Lorsque plus de la moitié des critères précédents est remplie dans une relation de travail, celle-ci est présumée être exécutée dans les liens d’un contrat de travail.

La présomption peut être renversée par toutes voies de droit et notamment sur la base des 4 critères généraux ci-dessus. Toutefois, la présomption n’est pas applicable aux relations de travail familiales. Par relations de travail familiales, on entend les relations entre des parents et des alliés jusqu’au troisième degré inclus et entre des cohabitants légaux ou des relations de travail entre une société et une personne physique, celle-ci étant un parent ou un allié jusqu’au troisième degré inclus ou un cohabitant légal soit de celui qui à lui seul, soit de ceux qui ensemble, détiennent plus de 50% des actions de la société en question.

Le Roi peut, après avoir sollicité l’avis des instances intéressées et des commissions paritaires compétentes, élargir ou réduire la liste des secteurs concernés. 

Ces nouvelles dispositions entrent en vigueur le 21 septembre 2012, c’est-à-dire 10 jours après leur publication au Moniteur Belge et au plus tard le 1er janvier 2013 !

3. Commission de ruling

La loi des relations de travail a également prévu l’institution d’une Commission de la relation de travail. Cette commission se composait d’une chambre normative et d’une chambre administrative. Comme la chambre normative a été supprimée, il ne faut pas s’y attarder.

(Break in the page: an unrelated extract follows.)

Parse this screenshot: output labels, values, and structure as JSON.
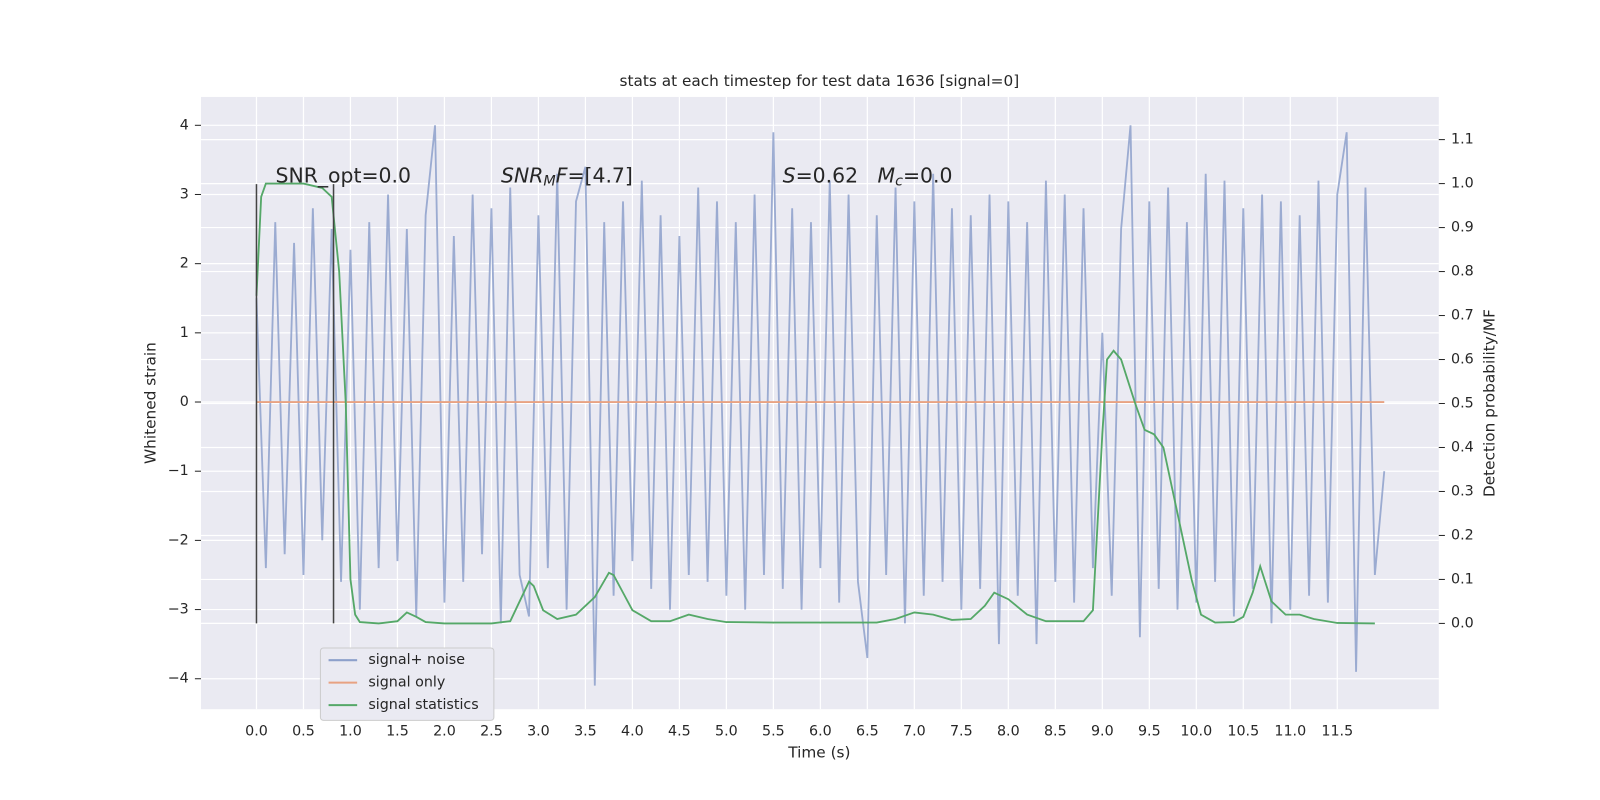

La chambre administrative, elle, a été maintenue et celle-ci a pour mission de prendre des décisions en rapport avec la qualification de certaines relations de travail et ses décisions sont en principe obligatoires pour les institutions et les caisses d’assurances sociales (= ruling).

A la suite de la suppression de la chambre normative, la commission a pris la dénomination de Commission administrative de règlement de la relation de travail. Elle travaillerait également aujourd’hui selon une procédure simplifiée.

Mais comme, à ce jour, elle ne fonctionne pas encore, il n’est pas question de ruling.

Ces nouvelles dispositions entrent en vigueur le 21 septembre 2012, c’est-à-dire 10 jours après leur publication au Moniteur Belge et au plus tard le 1er janvier 2013 !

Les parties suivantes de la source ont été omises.